I was taught early in life -- primarily by lots of 1980s comedy flicks that haven't held up particularly well over the decades -- that being beautiful can give you an edge in life. Even if you're not a child of the '80s, you've certainly been subconsciously force-fed the same concept over the years by reams of marketing featuring airbrushed faces and figures.

Research has returned conflicting findings on how physical attractiveness can impact certain interactions. It's been shown that attractive servers are tipped more in restaurants and that good-looking CEOs can boost a company's stock price. One study found that attractiveness had a negative correlation to adults feeling empathy for children in need, while a landmark 1979 study found that attractiveness was a boon for men seeking to advance their careers, but actually worked against women looking for a promotion.

Research published recently in the Journal of Retailing and Consumer Services suggests that, at least in certain sectors, "beautiful is better" isn't a universal truth. 

"Our studies show occasions where the beauty premium doesn't hold -- and can even backfire," University of Dayton marketing professor Chun Zhang, one of the researchers, wrote in The Conversation.

In a series of three studies, Zhang and her colleagues investigated how consumers respond to being helped by service employees of various levels of attractiveness, based on earlier research defining beauty.

First, participants were read an account of having dinner out and asked to look at an image of the hypothetical waiter, whose likeness had been edited to appear more or less attractive. Participants then rated the attractiveness and likability of the server, how "psychologically close" they felt to him or her, customer satisfaction, and service quality. 

"If they felt distance from the waiter, they were more likely to give him or her poor marks," Zhang explained. "Furthermore, we found that people who thought the server was attractive but were themselves not good-looking -- using our objective beauty assessment -- were more likely to feel distance."

A second, similar study found that people who considered themselves less attractive felt more distant from hypothetical attractive flight attendants. Interestingly, participants who believed there is not a connection between beauty and skill still rated more beautiful attendants' service as lower quality. 

The last study involved customers at a mall who had actual face-to-face interactions with a service employee. Again, the encounter with a beautiful server was less pleasant for people who thought of themselves as less attractive and they also reported feeling more psychological distance from the employee.
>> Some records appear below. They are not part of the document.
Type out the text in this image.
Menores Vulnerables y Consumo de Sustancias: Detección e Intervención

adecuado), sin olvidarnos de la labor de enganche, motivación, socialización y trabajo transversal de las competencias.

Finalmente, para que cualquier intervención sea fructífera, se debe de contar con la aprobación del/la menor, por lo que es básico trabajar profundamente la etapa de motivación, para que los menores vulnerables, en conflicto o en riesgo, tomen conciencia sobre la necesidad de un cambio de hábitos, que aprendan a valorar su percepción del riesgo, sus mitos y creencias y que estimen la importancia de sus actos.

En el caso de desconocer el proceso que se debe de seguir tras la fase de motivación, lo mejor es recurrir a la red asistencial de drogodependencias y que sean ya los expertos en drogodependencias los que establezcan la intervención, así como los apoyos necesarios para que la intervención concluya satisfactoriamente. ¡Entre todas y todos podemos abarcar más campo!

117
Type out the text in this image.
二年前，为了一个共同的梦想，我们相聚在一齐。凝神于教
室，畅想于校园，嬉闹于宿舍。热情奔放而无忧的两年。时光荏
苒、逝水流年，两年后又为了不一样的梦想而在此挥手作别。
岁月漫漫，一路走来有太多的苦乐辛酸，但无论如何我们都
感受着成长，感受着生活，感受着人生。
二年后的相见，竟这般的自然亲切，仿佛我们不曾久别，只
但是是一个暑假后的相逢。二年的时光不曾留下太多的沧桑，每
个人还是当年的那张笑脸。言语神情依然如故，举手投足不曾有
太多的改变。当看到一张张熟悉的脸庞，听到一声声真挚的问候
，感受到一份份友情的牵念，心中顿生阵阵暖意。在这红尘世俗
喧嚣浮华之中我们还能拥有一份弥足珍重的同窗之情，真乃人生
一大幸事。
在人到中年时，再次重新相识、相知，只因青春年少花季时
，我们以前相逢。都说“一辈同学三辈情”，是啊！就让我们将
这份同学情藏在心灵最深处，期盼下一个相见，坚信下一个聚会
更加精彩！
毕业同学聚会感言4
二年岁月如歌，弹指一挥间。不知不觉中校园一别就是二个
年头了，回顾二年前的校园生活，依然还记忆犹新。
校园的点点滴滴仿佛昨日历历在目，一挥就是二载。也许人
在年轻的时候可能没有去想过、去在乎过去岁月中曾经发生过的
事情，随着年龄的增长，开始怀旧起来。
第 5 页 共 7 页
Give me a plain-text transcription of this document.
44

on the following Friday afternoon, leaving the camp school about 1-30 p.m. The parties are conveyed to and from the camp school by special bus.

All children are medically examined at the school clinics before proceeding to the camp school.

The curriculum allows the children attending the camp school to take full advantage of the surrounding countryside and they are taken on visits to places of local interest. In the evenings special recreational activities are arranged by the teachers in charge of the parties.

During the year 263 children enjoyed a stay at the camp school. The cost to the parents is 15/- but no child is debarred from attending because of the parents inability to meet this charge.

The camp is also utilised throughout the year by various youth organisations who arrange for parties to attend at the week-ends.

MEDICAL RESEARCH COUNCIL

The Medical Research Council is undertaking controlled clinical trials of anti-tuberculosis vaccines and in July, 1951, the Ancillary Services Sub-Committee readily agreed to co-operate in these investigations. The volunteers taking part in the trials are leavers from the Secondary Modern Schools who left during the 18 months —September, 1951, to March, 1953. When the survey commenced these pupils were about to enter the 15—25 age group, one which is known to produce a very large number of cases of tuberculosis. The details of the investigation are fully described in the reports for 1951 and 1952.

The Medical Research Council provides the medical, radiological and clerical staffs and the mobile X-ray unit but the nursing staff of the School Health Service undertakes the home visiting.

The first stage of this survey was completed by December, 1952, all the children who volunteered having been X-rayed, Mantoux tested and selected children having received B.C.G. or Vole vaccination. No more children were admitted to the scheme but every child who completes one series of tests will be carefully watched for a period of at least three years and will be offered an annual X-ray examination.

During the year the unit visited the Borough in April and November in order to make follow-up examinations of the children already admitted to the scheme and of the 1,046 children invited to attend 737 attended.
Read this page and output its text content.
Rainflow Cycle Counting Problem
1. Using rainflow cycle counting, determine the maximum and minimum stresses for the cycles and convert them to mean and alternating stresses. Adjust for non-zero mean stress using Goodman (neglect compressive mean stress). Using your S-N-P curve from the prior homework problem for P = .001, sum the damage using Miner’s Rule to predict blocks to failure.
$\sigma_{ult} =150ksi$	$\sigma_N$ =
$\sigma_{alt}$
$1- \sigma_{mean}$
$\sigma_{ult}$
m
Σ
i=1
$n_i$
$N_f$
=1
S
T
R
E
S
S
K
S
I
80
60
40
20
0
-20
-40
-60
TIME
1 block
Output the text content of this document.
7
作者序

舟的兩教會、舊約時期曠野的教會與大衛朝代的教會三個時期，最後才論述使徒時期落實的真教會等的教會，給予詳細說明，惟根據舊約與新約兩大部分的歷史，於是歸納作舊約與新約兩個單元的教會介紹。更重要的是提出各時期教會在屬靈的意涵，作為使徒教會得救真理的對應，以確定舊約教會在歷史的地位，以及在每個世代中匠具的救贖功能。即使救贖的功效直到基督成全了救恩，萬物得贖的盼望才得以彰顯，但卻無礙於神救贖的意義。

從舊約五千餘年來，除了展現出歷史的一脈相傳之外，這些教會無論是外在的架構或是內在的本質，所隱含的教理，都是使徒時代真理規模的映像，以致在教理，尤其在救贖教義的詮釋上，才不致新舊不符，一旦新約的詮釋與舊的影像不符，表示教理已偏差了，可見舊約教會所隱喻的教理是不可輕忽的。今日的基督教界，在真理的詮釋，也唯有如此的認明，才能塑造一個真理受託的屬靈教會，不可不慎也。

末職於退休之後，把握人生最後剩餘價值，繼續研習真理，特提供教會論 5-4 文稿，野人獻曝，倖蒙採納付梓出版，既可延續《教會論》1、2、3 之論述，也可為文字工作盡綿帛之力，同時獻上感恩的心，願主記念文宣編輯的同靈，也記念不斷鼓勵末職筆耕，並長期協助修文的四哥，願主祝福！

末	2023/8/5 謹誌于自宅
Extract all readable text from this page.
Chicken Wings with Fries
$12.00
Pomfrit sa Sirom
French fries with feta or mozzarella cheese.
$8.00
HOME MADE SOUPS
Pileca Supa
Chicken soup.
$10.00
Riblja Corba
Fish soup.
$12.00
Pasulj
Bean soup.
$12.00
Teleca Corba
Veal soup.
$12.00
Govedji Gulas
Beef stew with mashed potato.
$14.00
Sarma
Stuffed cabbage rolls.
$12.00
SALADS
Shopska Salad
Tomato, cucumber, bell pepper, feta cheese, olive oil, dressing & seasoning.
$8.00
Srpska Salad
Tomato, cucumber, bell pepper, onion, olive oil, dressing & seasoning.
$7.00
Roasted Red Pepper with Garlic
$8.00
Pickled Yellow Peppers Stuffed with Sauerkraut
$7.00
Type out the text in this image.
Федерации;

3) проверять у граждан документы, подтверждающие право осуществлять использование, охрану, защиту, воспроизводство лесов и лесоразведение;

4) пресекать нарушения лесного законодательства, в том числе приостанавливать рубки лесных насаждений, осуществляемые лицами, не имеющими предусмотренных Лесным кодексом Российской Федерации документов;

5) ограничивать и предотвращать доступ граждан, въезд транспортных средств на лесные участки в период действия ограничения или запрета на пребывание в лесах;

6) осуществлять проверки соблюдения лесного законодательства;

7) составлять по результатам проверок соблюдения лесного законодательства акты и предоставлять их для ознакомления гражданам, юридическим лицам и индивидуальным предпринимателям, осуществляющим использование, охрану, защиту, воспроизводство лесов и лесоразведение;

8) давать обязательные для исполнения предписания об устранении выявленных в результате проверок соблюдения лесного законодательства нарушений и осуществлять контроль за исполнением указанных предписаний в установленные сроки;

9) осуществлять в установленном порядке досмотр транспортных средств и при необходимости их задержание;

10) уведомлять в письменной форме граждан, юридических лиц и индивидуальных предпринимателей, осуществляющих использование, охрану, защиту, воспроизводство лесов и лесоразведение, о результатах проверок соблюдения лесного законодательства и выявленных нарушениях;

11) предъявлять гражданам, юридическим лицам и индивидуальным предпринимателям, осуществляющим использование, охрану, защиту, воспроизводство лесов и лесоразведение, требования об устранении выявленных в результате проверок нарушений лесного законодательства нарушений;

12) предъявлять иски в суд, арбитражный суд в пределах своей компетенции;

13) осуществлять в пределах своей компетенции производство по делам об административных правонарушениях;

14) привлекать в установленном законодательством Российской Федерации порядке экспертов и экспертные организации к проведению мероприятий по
"So in a world that admires and hires beautiful people, our research suggests there's a potential downside, at least in the service sector," Zhang concluded.

It's important to note here that this research relies on previous findings linking physical attractiveness in large part to facial and other physical symmetries. (As a person married to a beautiful individual with a once-broken, definitely asymmetrical and still gorgeous nose, I'm not totally sold on the notion of an objective measure of beauty.) 

Still, the data Zhang and her colleagues collected does tell a story.

The takeaway for brands and businesses can be summed up pretty simply. You might assume that hiring more beautiful employees, especially salespeople, will make customers more likely to interact with your brand or buy your product. But the research suggests that rather than trying to cultivate a certain image and risk alienating many consumers, it's probably better to just keep it real. 

Zhang highlighted the famous case of Abercrombie and Fitch, which intentionally recruited attractive employees and eventually faced a public backlash. American Apparel also comes to mind--the clothing company had its own controversially strict rules about its employees' physical appearance, which would later play a role in sexual harassment lawsuits filed against founder Dov Charney.

As a rule of thumb, you could determine the commonalities among your clientele and work to recruit employees that better mirror that cross-section of people. In other words, strive to hire people who look more like your customers. Vintage-inspired retailer Modcloth has taken the novel approach of casting its own employees rather than models to pitch its lines, while J. Crew has also eschewed using models in favor of more regular folks in its campaigns. Non-clothing, non-retail brands including Dove, Spotify, Bumble and Chevrolet have also tried similar approaches in their own marketing.

"Managers should give more attention to low attractive individuals and fight against appearance discrimination in recruitment," the new study concludes.